One humid spring night when I was pushing 3 or 4, I aimed my finger skyward and asked, agape, “What’s that?” My mother then introduced me to the fat platinum moon that beamed over New Orleans in an indigo sky. Not long after, she took me into our parish church of Incarnate Word and introduced me to God. I kept calling the altar “Walter” after one of my grown-up cousins, but I got the overall gist of what she was teaching me: that He lived above us in Heaven. For a long time I thought the markings on the face of the moon were the shadow of Christ the King sitting in profile and surveying the Crescent City from heaven, a lonely Christ hiding in a silver moon.

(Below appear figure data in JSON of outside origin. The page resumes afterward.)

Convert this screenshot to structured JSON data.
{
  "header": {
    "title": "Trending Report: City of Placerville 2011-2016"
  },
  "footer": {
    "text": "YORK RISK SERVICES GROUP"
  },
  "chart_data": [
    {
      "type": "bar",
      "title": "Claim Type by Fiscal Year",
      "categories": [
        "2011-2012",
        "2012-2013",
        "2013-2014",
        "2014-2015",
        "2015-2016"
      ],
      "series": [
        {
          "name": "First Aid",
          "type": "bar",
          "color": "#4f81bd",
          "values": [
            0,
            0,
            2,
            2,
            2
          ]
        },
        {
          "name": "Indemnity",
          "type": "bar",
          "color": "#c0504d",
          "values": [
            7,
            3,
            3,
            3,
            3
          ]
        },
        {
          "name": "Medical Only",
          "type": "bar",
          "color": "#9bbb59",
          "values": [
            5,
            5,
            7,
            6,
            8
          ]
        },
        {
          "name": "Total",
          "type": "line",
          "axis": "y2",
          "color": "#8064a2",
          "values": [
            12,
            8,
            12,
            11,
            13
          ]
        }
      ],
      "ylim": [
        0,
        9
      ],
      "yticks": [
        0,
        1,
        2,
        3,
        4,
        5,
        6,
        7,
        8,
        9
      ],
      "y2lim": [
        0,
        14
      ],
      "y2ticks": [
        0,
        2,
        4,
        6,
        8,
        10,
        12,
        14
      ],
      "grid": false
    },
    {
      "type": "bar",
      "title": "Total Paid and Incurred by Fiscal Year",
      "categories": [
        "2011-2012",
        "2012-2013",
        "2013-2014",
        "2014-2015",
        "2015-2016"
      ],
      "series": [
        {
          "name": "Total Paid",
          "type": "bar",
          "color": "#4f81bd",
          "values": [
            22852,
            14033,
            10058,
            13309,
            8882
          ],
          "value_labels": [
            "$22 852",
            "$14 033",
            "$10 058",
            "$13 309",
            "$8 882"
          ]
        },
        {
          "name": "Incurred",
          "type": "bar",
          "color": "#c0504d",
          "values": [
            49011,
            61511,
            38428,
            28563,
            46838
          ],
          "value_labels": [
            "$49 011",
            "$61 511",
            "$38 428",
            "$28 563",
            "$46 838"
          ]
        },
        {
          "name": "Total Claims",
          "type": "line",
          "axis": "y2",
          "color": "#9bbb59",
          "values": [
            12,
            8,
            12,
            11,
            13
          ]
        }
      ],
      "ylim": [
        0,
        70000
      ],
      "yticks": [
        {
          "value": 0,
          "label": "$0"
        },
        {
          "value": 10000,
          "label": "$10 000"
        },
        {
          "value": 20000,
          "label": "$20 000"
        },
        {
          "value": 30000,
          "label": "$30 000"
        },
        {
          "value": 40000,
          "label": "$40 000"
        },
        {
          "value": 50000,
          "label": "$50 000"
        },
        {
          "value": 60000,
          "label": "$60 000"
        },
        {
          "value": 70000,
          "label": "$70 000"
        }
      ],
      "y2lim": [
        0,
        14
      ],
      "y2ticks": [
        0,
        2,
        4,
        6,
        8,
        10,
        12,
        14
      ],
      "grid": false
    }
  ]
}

The month of May was designated by the Catholic Church to honor the Blessed Mother, and it was the tradition for each class at Incarnate Word School to take daily turns laying flowers before the blue-robed statue (whose dainty foot lay firmly on the head of a serpent). We all sang, “Mary, we crown thee with blossoms today.” In May, my family’s front yard was filled with white and yellow Shasta daisy blossoms that reminded me of the rising sun bobbing on dense Christmas-tree-green stems and leaves. Both my brother’s and my bouquets for the Blessed Mother were cut from this flower bed by Mom, who allowed no one but herself to touch her daisies. While we were living in Incarnate Word Parish, my father died when I was 8. Each May 15, his birthday, I lay daisies on my father’s grave. It just seems fitting to do so.

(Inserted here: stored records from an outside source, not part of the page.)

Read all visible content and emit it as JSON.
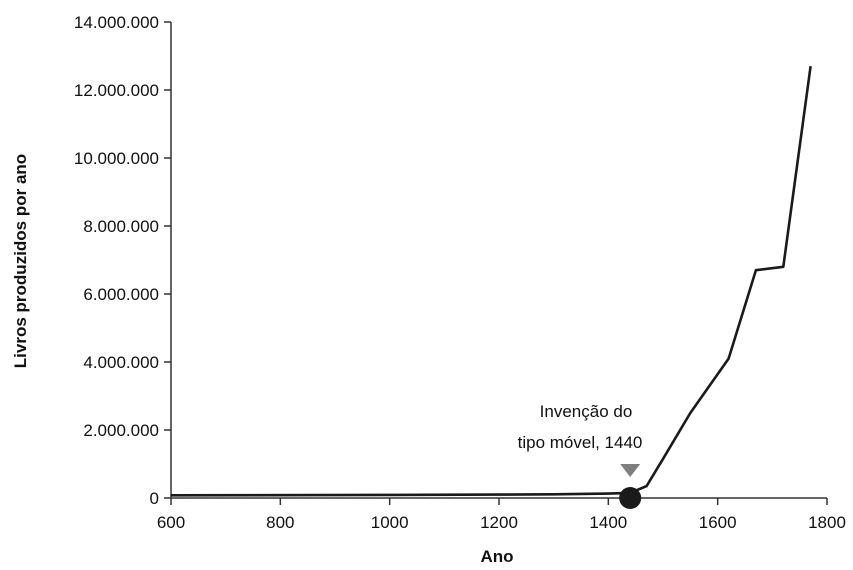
{
  "chart_data": {
    "type": "line",
    "title": "",
    "xlabel": "Ano",
    "ylabel": "Livros produzidos por ano",
    "xlim": [
      600,
      1800
    ],
    "ylim": [
      0,
      14000000
    ],
    "x_ticks": [
      600,
      800,
      1000,
      1200,
      1400,
      1600,
      1800
    ],
    "x_tick_labels": [
      "600",
      "800",
      "1000",
      "1200",
      "1400",
      "1600",
      "1800"
    ],
    "y_ticks": [
      0,
      2000000,
      4000000,
      6000000,
      8000000,
      10000000,
      12000000,
      14000000
    ],
    "y_tick_labels": [
      "0",
      "2.000.000",
      "4.000.000",
      "6.000.000",
      "8.000.000",
      "10.000.000",
      "12.000.000",
      "14.000.000"
    ],
    "grid": false,
    "series": [
      {
        "color": "#1a1a1a",
        "x": [
          600,
          1000,
          1200,
          1300,
          1400,
          1440,
          1470,
          1500,
          1550,
          1620,
          1670,
          1720,
          1770
        ],
        "y": [
          80000,
          90000,
          100000,
          110000,
          130000,
          150000,
          350000,
          1150000,
          2500000,
          4100000,
          6700000,
          6800000,
          12700000
        ]
      }
    ],
    "annotation": {
      "line1": "Invenção do",
      "line2": "tipo móvel, 1440",
      "x": 1440,
      "y": 0,
      "marker_color": "#1a1a1a",
      "arrow_color": "#7f7f7f"
    }
  }
}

Shasta daisies were named by Luther Burbank in 1894 because their pure-white petals reminded him of the snowy peaks of Mount Shasta in California. Burbank’s favorite flower had been the wild oxeye daisy, and he was determined to breed a similar-looking perennial. He first cross bred the old oxeye with the English field daisy but disliked the resulting size. His next attempt crossed the flower with the Portuguese field daisy, and from there he crossed it with the Japanese field daisy. Burbank was then happy with the result of his efforts, which gave us the Shasta, a botanical moniker that sounds like a new Mardi Gras super-krewe. Daisies are strong little critters, raising their sunny heads high after being pelted flat by New Orleans rainstorms. The daisies that grew in our old front yard faced west dead center and withstood the onslaught of the afternoon sun like troupers, fearing neither drought nor humidity as long as they’re planted in well-fertilized soil.

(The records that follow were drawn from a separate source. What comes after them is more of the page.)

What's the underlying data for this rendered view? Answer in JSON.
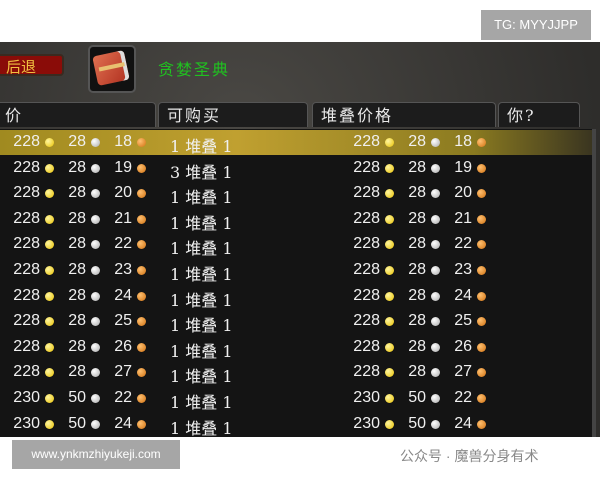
{
  "watermark_top": "TG: MYYJJPP",
  "watermark_bottom": "www.ynkmzhiyukeji.com",
  "watermark_wechat": "公众号 · 魔兽分身有术",
  "back_button": "后退",
  "item_name": "贪婪圣典",
  "item_icon": "red-book-icon",
  "columns": [
    "价",
    "可购买",
    "堆叠价格",
    "你?"
  ],
  "coin_colors": {
    "gold": "#e8c000",
    "silver": "#aaaaaa",
    "copper": "#d07010"
  },
  "rows": [
    {
      "price": [
        "228",
        "28",
        "18"
      ],
      "stack": "1 堆叠 1",
      "stack_price": [
        "228",
        "28",
        "18"
      ],
      "selected": true
    },
    {
      "price": [
        "228",
        "28",
        "19"
      ],
      "stack": "3 堆叠 1",
      "stack_price": [
        "228",
        "28",
        "19"
      ]
    },
    {
      "price": [
        "228",
        "28",
        "20"
      ],
      "stack": "1 堆叠 1",
      "stack_price": [
        "228",
        "28",
        "20"
      ]
    },
    {
      "price": [
        "228",
        "28",
        "21"
      ],
      "stack": "1 堆叠 1",
      "stack_price": [
        "228",
        "28",
        "21"
      ]
    },
    {
      "price": [
        "228",
        "28",
        "22"
      ],
      "stack": "1 堆叠 1",
      "stack_price": [
        "228",
        "28",
        "22"
      ]
    },
    {
      "price": [
        "228",
        "28",
        "23"
      ],
      "stack": "1 堆叠 1",
      "stack_price": [
        "228",
        "28",
        "23"
      ]
    },
    {
      "price": [
        "228",
        "28",
        "24"
      ],
      "stack": "1 堆叠 1",
      "stack_price": [
        "228",
        "28",
        "24"
      ]
    },
    {
      "price": [
        "228",
        "28",
        "25"
      ],
      "stack": "1 堆叠 1",
      "stack_price": [
        "228",
        "28",
        "25"
      ]
    },
    {
      "price": [
        "228",
        "28",
        "26"
      ],
      "stack": "1 堆叠 1",
      "stack_price": [
        "228",
        "28",
        "26"
      ]
    },
    {
      "price": [
        "228",
        "28",
        "27"
      ],
      "stack": "1 堆叠 1",
      "stack_price": [
        "228",
        "28",
        "27"
      ]
    },
    {
      "price": [
        "230",
        "50",
        "22"
      ],
      "stack": "1 堆叠 1",
      "stack_price": [
        "230",
        "50",
        "22"
      ]
    },
    {
      "price": [
        "230",
        "50",
        "24"
      ],
      "stack": "1 堆叠 1",
      "stack_price": [
        "230",
        "50",
        "24"
      ]
    }
  ]
}
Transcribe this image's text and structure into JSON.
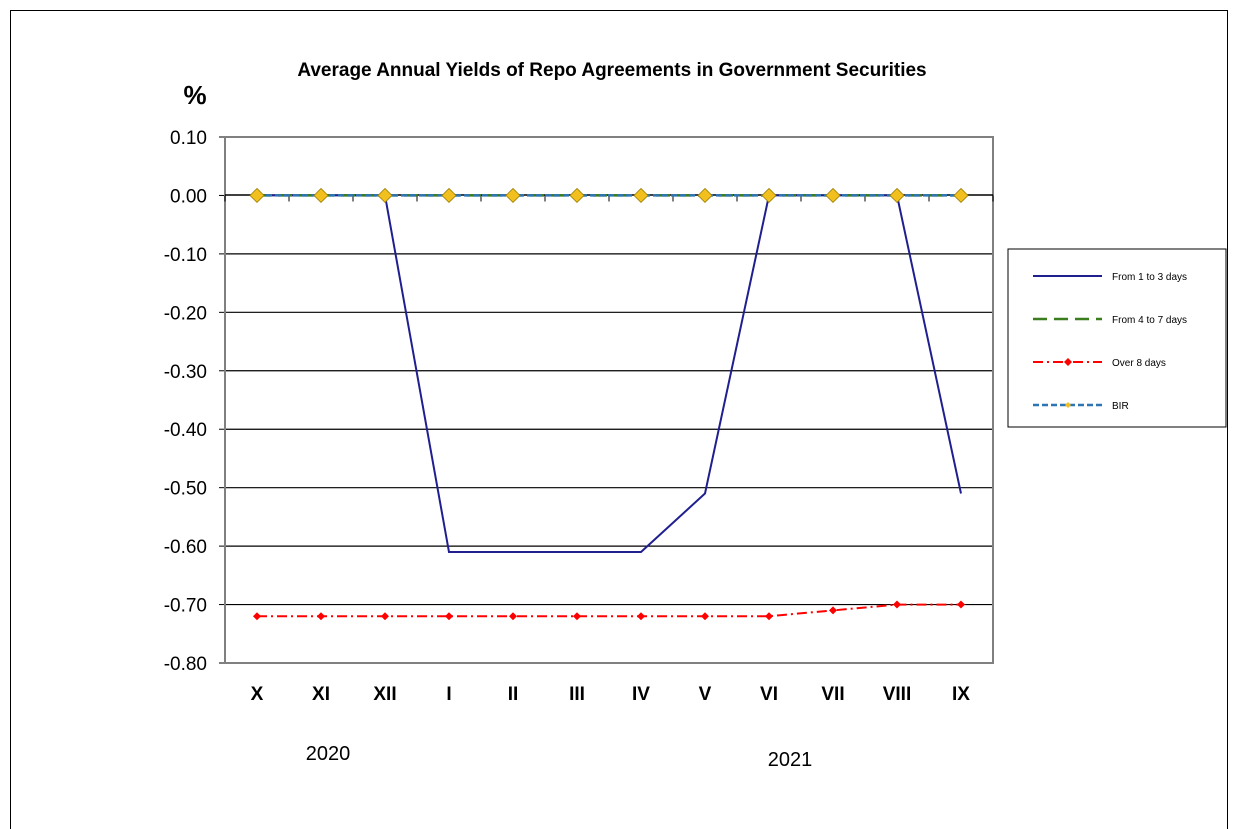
{
  "chart_data": {
    "type": "line",
    "title": "Average Annual Yields of Repo Agreements in Government Securities",
    "ylabel": "%",
    "xlabel": "",
    "ylim": [
      -0.8,
      0.1
    ],
    "yticks": [
      "0.10",
      "0.00",
      "-0.10",
      "-0.20",
      "-0.30",
      "-0.40",
      "-0.50",
      "-0.60",
      "-0.70",
      "-0.80"
    ],
    "ytick_values": [
      0.1,
      0.0,
      -0.1,
      -0.2,
      -0.3,
      -0.4,
      -0.5,
      -0.6,
      -0.7,
      -0.8
    ],
    "categories": [
      "X",
      "XI",
      "XII",
      "I",
      "II",
      "III",
      "IV",
      "V",
      "VI",
      "VII",
      "VIII",
      "IX"
    ],
    "year_labels": [
      "2020",
      "2021"
    ],
    "grid": true,
    "legend_position": "right",
    "series": [
      {
        "name": "From 1 to 3 days",
        "color": "#1f1f8f",
        "values": [
          0,
          0,
          0,
          -0.61,
          -0.61,
          -0.61,
          -0.61,
          -0.51,
          0,
          0,
          0,
          -0.51
        ]
      },
      {
        "name": "From 4 to 7 days",
        "color": "#3a7d1e",
        "values": [
          0,
          0,
          0,
          0,
          0,
          0,
          0,
          0,
          0,
          0,
          0,
          0
        ]
      },
      {
        "name": "Over 8 days",
        "color": "#ff0000",
        "values": [
          -0.72,
          -0.72,
          -0.72,
          -0.72,
          -0.72,
          -0.72,
          -0.72,
          -0.72,
          -0.72,
          -0.71,
          -0.7,
          -0.7
        ]
      },
      {
        "name": "BIR",
        "color": "#2e75b6",
        "marker_color": "#f2c01e",
        "values": [
          0,
          0,
          0,
          0,
          0,
          0,
          0,
          0,
          0,
          0,
          0,
          0
        ]
      }
    ]
  }
}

Rocky and Carlo’s restaurant down in “da parish” of St. Bernard qualifies as one of my favorite kind of eateries: Slightly disreputable in appearance, it wears no makeup to the public eye, but its hospitable owners serve heaven-sent manna on an overloaded plate. Boisterous and filled with customers, this St. Bernard institution survived Katrina and returned to bless us with its incomparable cheesy pudding of macaroni and cheese, tender veal parmigiana covered in rich, garlicky crimson sauce and overloaded poor boy sandwiches washed down by bottles of original Barq’s root beer with the blue label. To a native New Orleanian, no other explanation is required. Diving into the deep red ocean of its rolled brucciloni almost seems like a miracle.  Plates are filled to overflowing with prices that are extremely recession-friendly. For Easter Sunday dinner, some may prefer restaurants washed in spring-like patinas of soft colors, but if you didn’t come from “da parish” but pleasantly remember Mother’s Day dinners in the fried chicken heaven that was Jim’s Restaurant on Carrollton Avenue and Earhart, saunter into Rocky and Carlo’s on Mother’s Day for some serious feasting. There’s no better way to celebrate Mom than with cooking –– almost –– as good as hers!